The industry hasn’t really come up with a nickname for it yet, but it’s regulation S-K, item 106. The purpose of it is to foster consistency amongst filers in disclosure standards, better allowing investors the opportunity to evaluate a company’s cyber risk.

As per the regulation, public filers must describe their cyber posture and their process and board oversight, demonstrating their ability to assess, identify, manage, and remedy cyber risk and cyber events.

With this rule comes a timely incident-reporting trigger: that, within four days of the company determining materiality, they need to disclose the breadth of the event as well as their strategy to remediate. This can be a big burden that has a material impact on our insureds. These are all-hands-on-deck moments for the insured.

There’s a heavy administrative burden where they have to do a sanctions check and work with compliance, work with outside counsel, inside counsel, facilitators, negotiators, regulators and law enforcement, and determine the materiality of what can be a very complex event.

These hackers are sophisticated parties. The technologies they use are cutting edge, and the company may not even fully understand the scope of the matter. I think it’s a big burden. And I think four days is severe, even for the most sophisticated of insureds.

If you consider the more resource-constrained smaller reporting companies, it’s an even taller burden for them to fulfill. We have clients that are pre-revenue with very lean management teams and don’t necessarily have the robust risk management practices that you see for the Fortune 100.

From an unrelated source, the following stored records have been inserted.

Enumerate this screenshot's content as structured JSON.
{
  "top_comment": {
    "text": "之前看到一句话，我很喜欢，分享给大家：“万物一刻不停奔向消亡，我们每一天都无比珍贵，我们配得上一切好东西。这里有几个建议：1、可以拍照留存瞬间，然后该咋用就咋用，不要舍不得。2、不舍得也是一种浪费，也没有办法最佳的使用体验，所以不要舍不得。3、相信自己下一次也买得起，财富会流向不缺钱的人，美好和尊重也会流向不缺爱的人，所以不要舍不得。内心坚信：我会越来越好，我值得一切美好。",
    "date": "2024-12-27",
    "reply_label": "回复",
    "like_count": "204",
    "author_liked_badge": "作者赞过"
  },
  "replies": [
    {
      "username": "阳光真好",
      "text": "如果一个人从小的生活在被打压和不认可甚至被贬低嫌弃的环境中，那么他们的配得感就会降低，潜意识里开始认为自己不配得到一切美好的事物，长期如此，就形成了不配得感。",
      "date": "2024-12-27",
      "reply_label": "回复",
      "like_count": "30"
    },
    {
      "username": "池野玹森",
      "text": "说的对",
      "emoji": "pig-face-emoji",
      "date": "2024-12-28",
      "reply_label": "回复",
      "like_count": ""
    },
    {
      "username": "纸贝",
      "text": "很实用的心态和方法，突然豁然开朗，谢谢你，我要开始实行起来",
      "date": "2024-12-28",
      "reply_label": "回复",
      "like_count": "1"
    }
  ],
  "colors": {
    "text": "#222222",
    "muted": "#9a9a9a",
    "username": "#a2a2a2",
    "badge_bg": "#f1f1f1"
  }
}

These events can lead to share volatility and scrutiny on how managers manage this event. And post incident, the companies are going to be scrutinized for their pre-event cyber disclosures, what they said to the world and how well they were prepared for it, their post-event disclosures, and the actual handling of the event. It is very easy to foresee plaintiffs firms alleging an overstated strength of cyber posture or a downplayed assessment of the initial incident, alleging investors were falsely informed, when in reality, there is an evolution to the discovery.

Q
What does this mean for directors and officers and coverage? How are insurers preparing for it?
A

The coverage already considers event-driven securities litigation. So should this lead to a securities claim, I don’t think there’s really any need to modify your contract wording. D&O underwriters are now sounding more like cyber underwriters in our meetings as we ask about cyber posture and readiness plan should an event happen.

For the most part, I think it’ll be business as usual for risk-managed companies.

While D&O policies do speak to regulatory matters, they have varying degrees of entity coverage. Typically a public D&O contract is for the directors and officers and the entity of the company, but the entity is typically only covered for securities claims. While there will be some regulatory coverage for the individuals, and the definition of insured person tends to be very broad, clients should ensure their policy includes officers of the company such as their CISO.

Where I think you could find a potential gap in coverage is in the entity coverage for the regulatory matter that comes along with it. If there’s an SEC inquiry or regulatory matter, policies typically provide some form of regulatory coverage for the individuals and sometimes for the individuals and the company on a co-defendant basis. But not often for the company on a stand-alone basis. There are a lot of bespoke policies out there, with a broad variety of coverage enhancements, that may resolve such gaps in entity coverage.

I think it’s worth it for insureds to work with their brokers, work with their carriers, do a cross-policy analysis and see where they may be bare, because there may be areas of gap between various products—between the cyber product and the D&O product, between the GL and the E&O and whatever other products they purchase. It’s worth it for insureds to take a broad look at their risk matrix and see where there may be gaps in coverage and work with their carriers to find solutions.

Q
Do you anticipate there will be claims over this rule?
A

Yeah, I think anytime you have a new regulation, there’s opportunity for failure—or at least the allegation of failure. I think it’ll contribute to frequency of claims. It’s to be determined if it contributes to severity of claims. But the plaintiffs bar is good at whipping these things up.

Q
That was the next question.
A

I absolutely think this will contribute to litigation, especially now that there are more areas to be critiqued, including the initial assessment of their cyber posture, the assessment of the event itself, and then the scrutiny of managing the event. If any one of those areas goes wrong—we will see the headlines.